A little over half-an-hour later, "The majority of directly impacted Google services were moved to alternative data centers by 8:50am Pacific, and networking impact was mitigated by 9:21am Pacific, with some services taking longer to recover."

Needless to say, Google is "working on mitigating the issue and taking steps to avoid a recurrence."

ThousandEyes, an internet and networking monitoring company, reported that Google's explanation holds water. 

For about 20 minutes (15:35 - 15:55 UTC), East Coast users couldn't reach Google services due to a 100% traffic loss. That exactly aligns with the reported root cause of an Atlanta-based router failure.

The effect of the router crash was felt far outside the East coast. Other users throughout the US were also impacted. Even Google's main search site was affected. These users saw intermittently returning HTTP 500 server errors. "These errors are consistent," Angelique Medina, ThousandEyes's Director of Product Marketing, said "with an inability to reach the backend systems necessary to correctly load various services. Any traffic traversing the affected region -- connecting from Google's front-end servers to backend services -- would have been impacted." 

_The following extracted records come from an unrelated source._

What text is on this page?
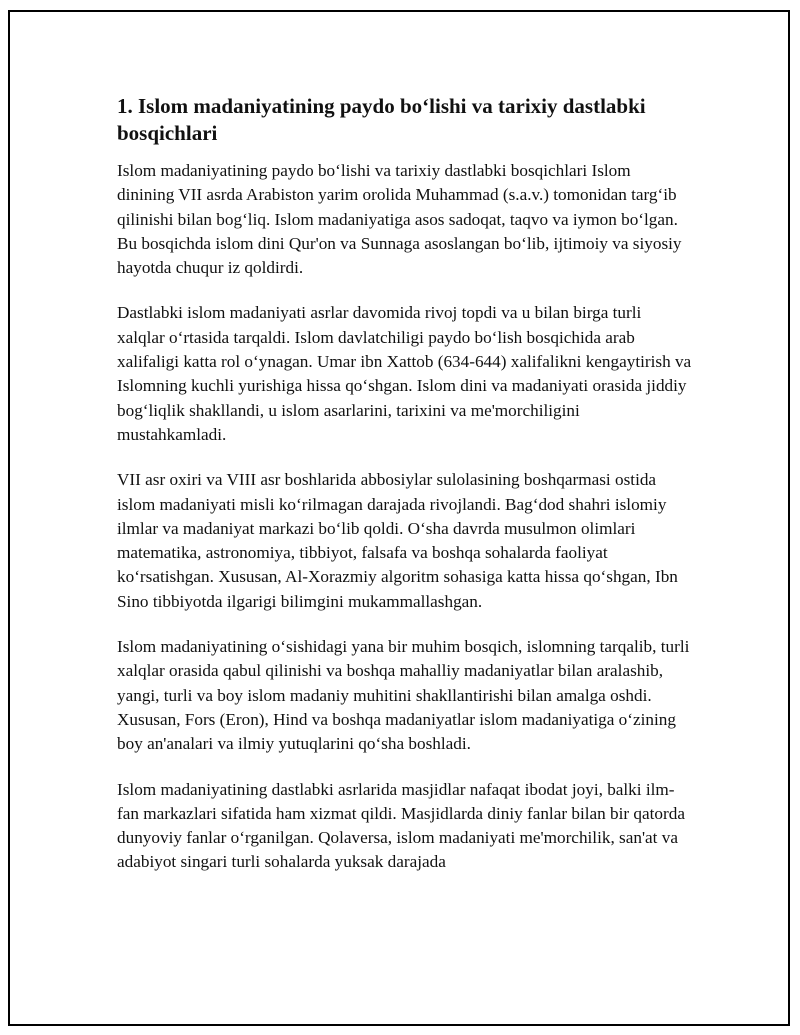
1. Islom madaniyatining paydo bo‘lishi va tarixiy dastlabki bosqichlari

Islom madaniyatining paydo bo‘lishi va tarixiy dastlabki bosqichlari Islom dinining VII asrda Arabiston yarim orolida Muhammad (s.a.v.) tomonidan targ‘ib qilinishi bilan bog‘liq. Islom madaniyatiga asos sadoqat, taqvo va iymon bo‘lgan. Bu bosqichda islom dini Qur'on va Sunnaga asoslangan bo‘lib, ijtimoiy va siyosiy hayotda chuqur iz qoldirdi.

Dastlabki islom madaniyati asrlar davomida rivoj topdi va u bilan birga turli xalqlar o‘rtasida tarqaldi. Islom davlatchiligi paydo bo‘lish bosqichida arab xalifaligi katta rol o‘ynagan. Umar ibn Xattob (634-644) xalifalikni kengaytirish va Islomning kuchli yurishiga hissa qo‘shgan. Islom dini va madaniyati orasida jiddiy bog‘liqlik shakllandi, u islom asarlarini, tarixini va me'morchiligini mustahkamladi.

VII asr oxiri va VIII asr boshlarida abbosiylar sulolasining boshqarmasi ostida islom madaniyati misli ko‘rilmagan darajada rivojlandi. Bag‘dod shahri islomiy ilmlar va madaniyat markazi bo‘lib qoldi. O‘sha davrda musulmon olimlari matematika, astronomiya, tibbiyot, falsafa va boshqa sohalarda faoliyat ko‘rsatishgan. Xususan, Al-Xorazmiy algoritm sohasiga katta hissa qo‘shgan, Ibn Sino tibbiyotda ilgarigi bilimgini mukammallashgan.

Islom madaniyatining o‘sishidagi yana bir muhim bosqich, islomning tarqalib, turli xalqlar orasida qabul qilinishi va boshqa mahalliy madaniyatlar bilan aralashib, yangi, turli va boy islom madaniy muhitini shakllantirishi bilan amalga oshdi. Xususan, Fors (Eron), Hind va boshqa madaniyatlar islom madaniyatiga o‘zining boy an'analari va ilmiy yutuqlarini qo‘sha boshladi.

Islom madaniyatining dastlabki asrlarida masjidlar nafaqat ibodat joyi, balki ilm-fan markazlari sifatida ham xizmat qildi. Masjidlarda diniy fanlar bilan bir qatorda dunyoviy fanlar o‘rganilgan. Qolaversa, islom madaniyati me'morchilik, san'at va adabiyot singari turli sohalarda yuksak darajada
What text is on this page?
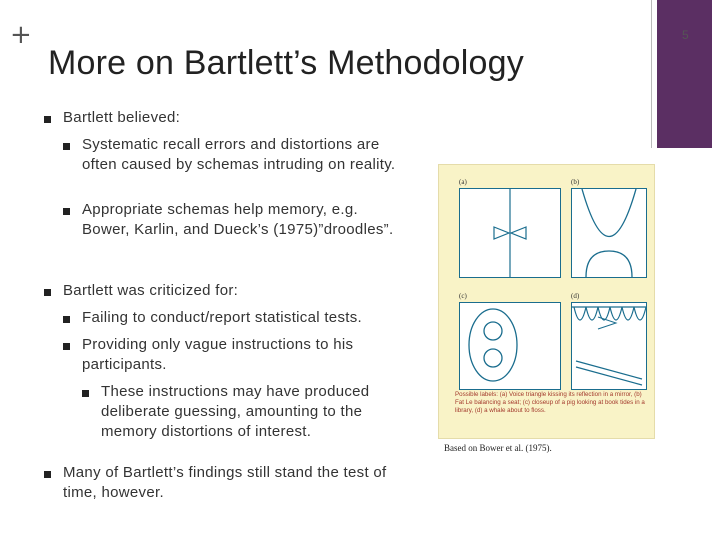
5
+
More on Bartlett’s Methodology
Bartlett believed:
Systematic recall errors and distortions are often caused by schemas intruding on reality.
Appropriate schemas help memory, e.g. Bower, Karlin, and Dueck’s (1975)”droodles”.
Bartlett was criticized for:
Failing to conduct/report statistical tests.
Providing only vague instructions to his participants.
These instructions may have produced deliberate guessing, amounting to the memory distortions of interest.
Many of Bartlett’s findings still stand the test of time, however.
(a)	(b)
(c)	(d)
Possible labels: (a) Voice triangle kissing its reflection in a mirror, (b) Fat Le balancing a seat; (c) closeup of a pig looking at book tides in a library, (d) a whale about to floss.
Based on Bower et al. (1975).
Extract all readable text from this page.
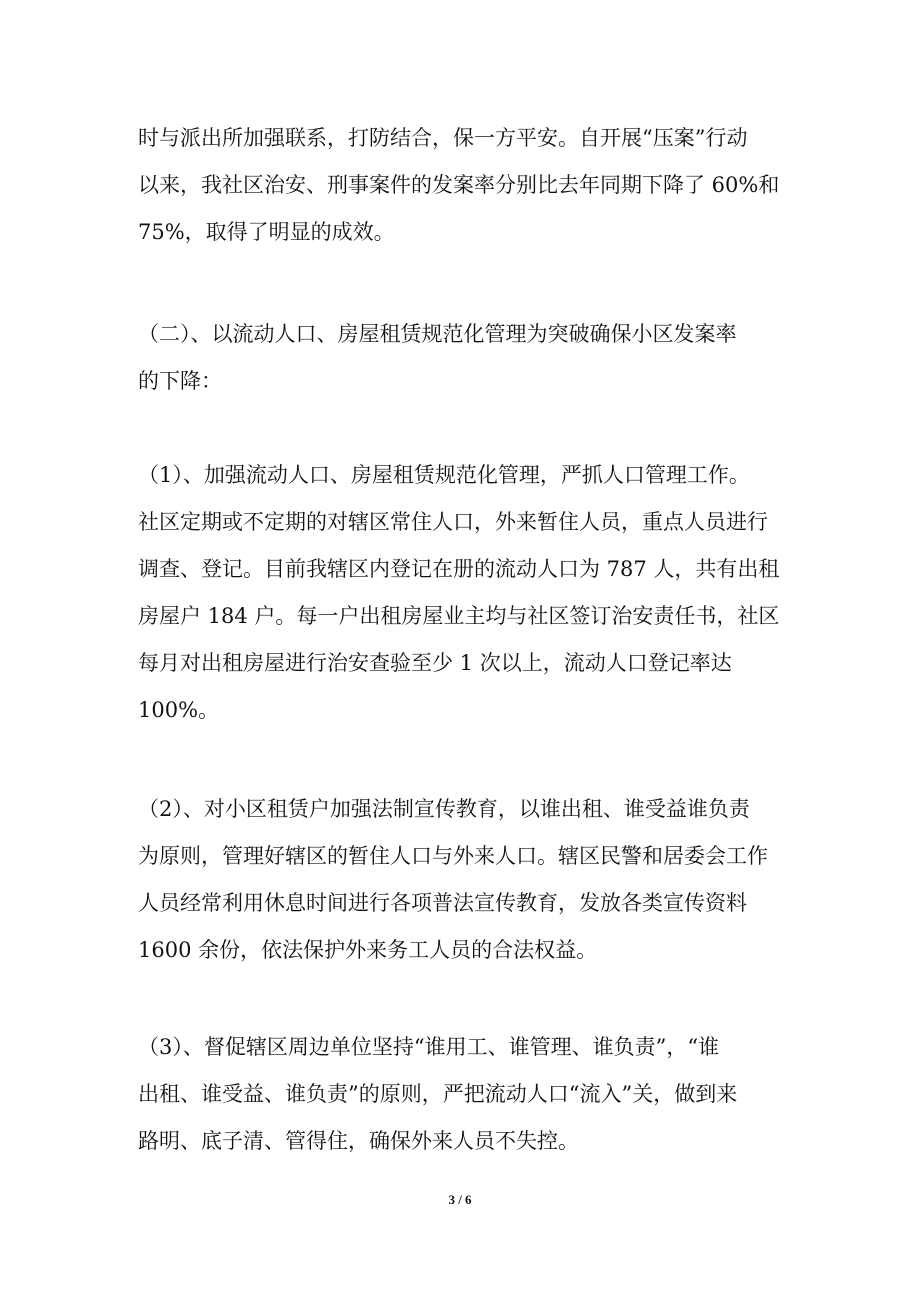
时与派出所加强联系，打防结合，保一方平安。自开展“压案”行动
以来，我社区治安、刑事案件的发案率分别比去年同期下降了 60%和
75%，取得了明显的成效。

（二）、以流动人口、房屋租赁规范化管理为突破确保小区发案率
的下降：

（1）、加强流动人口、房屋租赁规范化管理，严抓人口管理工作。
社区定期或不定期的对辖区常住人口，外来暂住人员，重点人员进行
调查、登记。目前我辖区内登记在册的流动人口为 787 人，共有出租
房屋户 184 户。每一户出租房屋业主均与社区签订治安责任书，社区
每月对出租房屋进行治安查验至少 1 次以上，流动人口登记率达
100%。

（2）、对小区租赁户加强法制宣传教育，以谁出租、谁受益谁负责
为原则，管理好辖区的暂住人口与外来人口。辖区民警和居委会工作
人员经常利用休息时间进行各项普法宣传教育，发放各类宣传资料
1600 余份，依法保护外来务工人员的合法权益。

（3）、督促辖区周边单位坚持“谁用工、谁管理、谁负责”，“谁
出租、谁受益、谁负责”的原则，严把流动人口“流入”关，做到来
路明、底子清、管得住，确保外来人员不失控。

3 / 6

This explains why even users on the West coast saw some service failures.

As we worry about just how much of a load the internet can take as many of us move to working from home and video-conferencing replacing meetings, this is a worrisome reminder that the internet is not as stable as we'd like. Yes, this particular instance didn't have anything to do with the coronavirus. But, if all it takes is one major router failing to knock out Google for tens of millions of users, that's worrisome. And, these days, we don't need any more worries.